18 U.S.C. § 372 - Conspiring to impede or interfere with a federal officer

  • derbOac 5 days ago

    There's been lots of legal writing pointing out these statutes basically refer to impeding an officer by threat or physical force, which that statute you cite states. It doesn't refer to anything about providing food to someone who is fearing for their lives and won't leave the home, or communicating about the publicly observed whereabouts of law enforcement.

    • mycodendral 5 days ago

      "molest, interrupt, hinder, or impede him in the discharge of his official duties"

      The explicit coordination of things like: vehicle blocking, personnel blocking, personnel removal, disruptive distraction could clearly qualify.

      How the courts choose to interpret & prosecute is up to them.

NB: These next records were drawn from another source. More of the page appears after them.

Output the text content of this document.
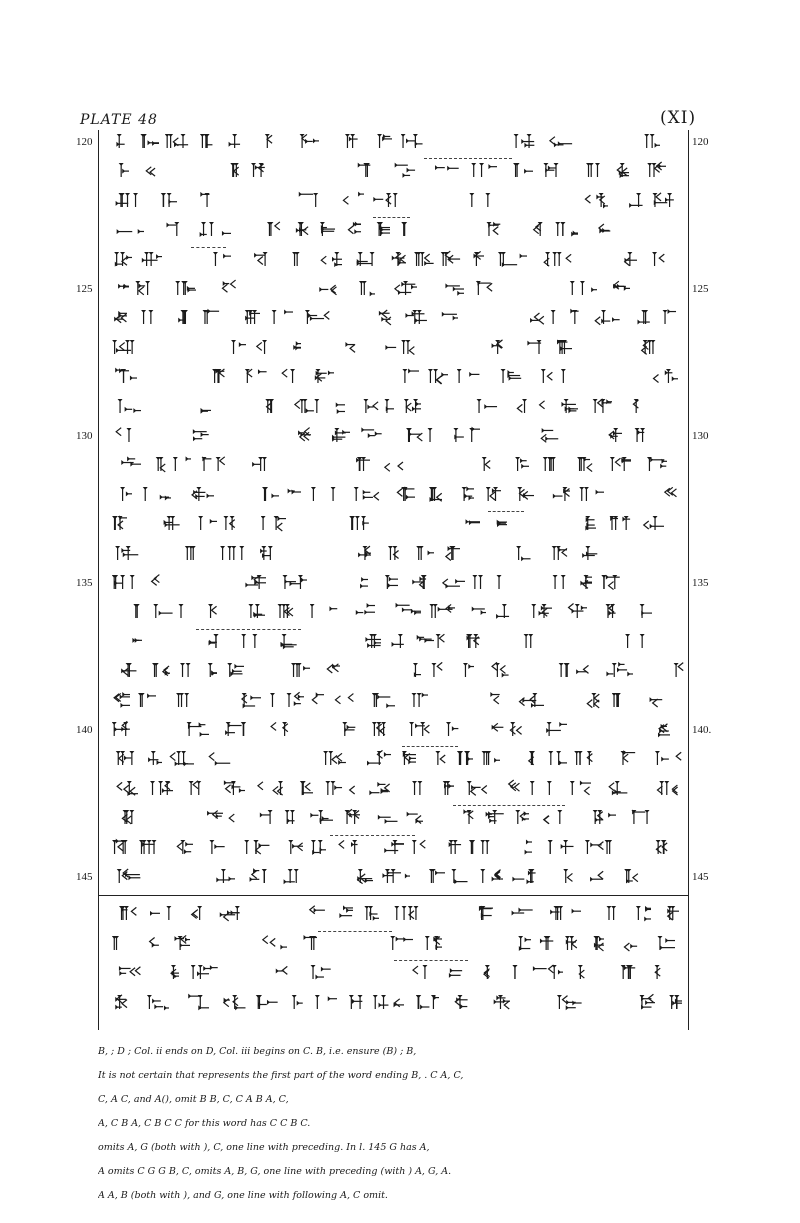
PLATE 48	(XI)
120
125
130
135
140
145
120
125
130
135
140.
145
B, ; D ; Col. ii ends on D, Col. iii begins on C. B, i.e. ensure (B) ; B,
It is not certain that represents the first part of the word ending B, . C A, C,
C, A C, and A(), omit B B, C, C A B A, C,
A, C B A, C B C C for this word has C C B C.
omits A, G (both with ), C, one line with preceding. In l. 145 G has A,
A omits C G G B, C, omits A, B, G, one line with preceding (with ) A, G, A.
A A, B (both with ), and G, one line with following A, C omit.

  • kennywinker 5 days ago

    Are these federal officers? They’re men in masks with camo and body armor kidnapping people off the streets and refusing to show identification beyond a patch that says “ICE”.

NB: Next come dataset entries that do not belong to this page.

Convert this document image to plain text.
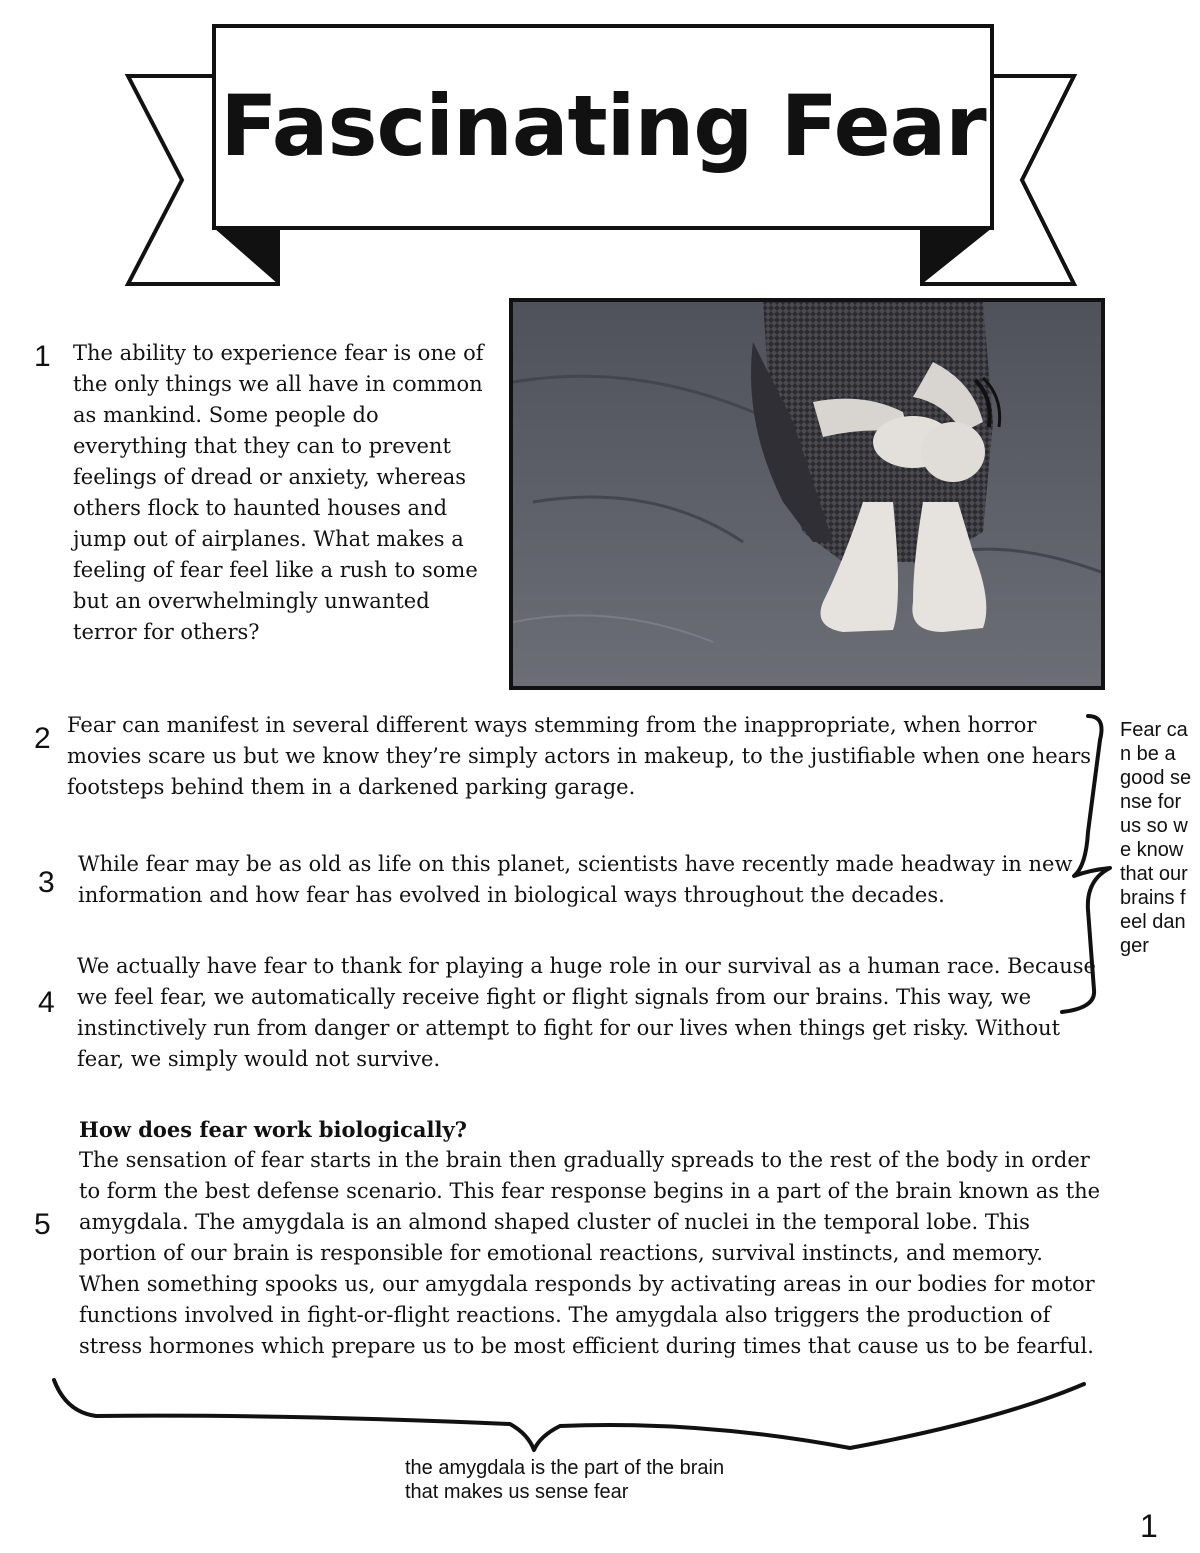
Fascinating Fear
1 The ability to experience fear is one of the only things we all have in common as mankind. Some people do everything that they can to prevent feelings of dread or anxiety, whereas others flock to haunted houses and jump out of airplanes. What makes a feeling of fear feel like a rush to some but an overwhelmingly unwanted terror for others?

2 Fear can manifest in several different ways stemming from the inappropriate, when horror movies scare us but we know they’re simply actors in makeup, to the justifiable when one hears footsteps behind them in a darkened parking garage.

3

While fear may be as old as life on this planet, scientists have recently made headway in new information and how fear has evolved in biological ways throughout the decades.

4

We actually have fear to thank for playing a huge role in our survival as a human race. Because we feel fear, we automatically receive fight or flight signals from our brains. This way, we instinctively run from danger or attempt to fight for our lives when things get risky. Without fear, we simply would not survive.

5
How does fear work biologically?

The sensation of fear starts in the brain then gradually spreads to the rest of the body in order to form the best defense scenario. This fear response begins in a part of the brain known as the amygdala. The amygdala is an almond shaped cluster of nuclei in the temporal lobe. This portion of our brain is responsible for emotional reactions, survival instincts, and memory. When something spooks us, our amygdala responds by activating areas in our bodies for motor functions involved in fight-or-flight reactions. The amygdala also triggers the production of stress hormones which prepare us to be most efficient during times that cause us to be fearful.

Fear can be a good sense for us so we know that our brains feel danger
the amygdala is the part of the brain that makes us sense fear
1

    That is who is alleged to be impeded.

    • mycodendral 5 days ago

      Yes, they are federal officers. There is no pattern of mass kidnappings by impersonators occurring here.

      Interpreting masked officers in tactical gear as kidnappers, or claiming that a patch saying “ICE” is insufficient identification, is not a legally valid basis for suspicion or resistance.

      • kennywinker 4 days ago

        The fuck it is.

        Sure, most of the people kidnapping people off the streets and incarcerating or deporting them without due process in violation of the constitution are federal officers. But unless they identify themselves clearly, you’d be stupid to not resist.

  • OhMeadhbh 5 days ago

    Sure, but you should read what "impede" and "interfere" mean both in the regs and court precedent. Following ICE agents around is neither impeding or interfering by current federal court definitions. But yeah... that can change quickly.

  • janalsncm 5 days ago

    “Free speech” is a concept not a law. The first amendment protects certain types of speech. Whether something is free speech or not does not depend on the US government’s opinion or the Chinese government or your mother in law.

    Publishing locations alone is not conspiracy to commit a crime. If ICE is impeded as a result of this information, that’s not enough. Conspiracy requires the government to prove that multiple people intended to impede them.

    • spiderice 5 days ago

      Which is probably the easiest thing ever to prove, since people are openly trying to impede them

      • [removed] 5 days ago
        [deleted]
poplarsol 5 days ago

Coordinating roadblocks, "dearrests", warning the subjects of law enforcement operations, and intentionally causing the maximum amount of noise in neighborhoods neighborhood are not things you will be able to get a federal judge to characterize as "constitutionally protected speech".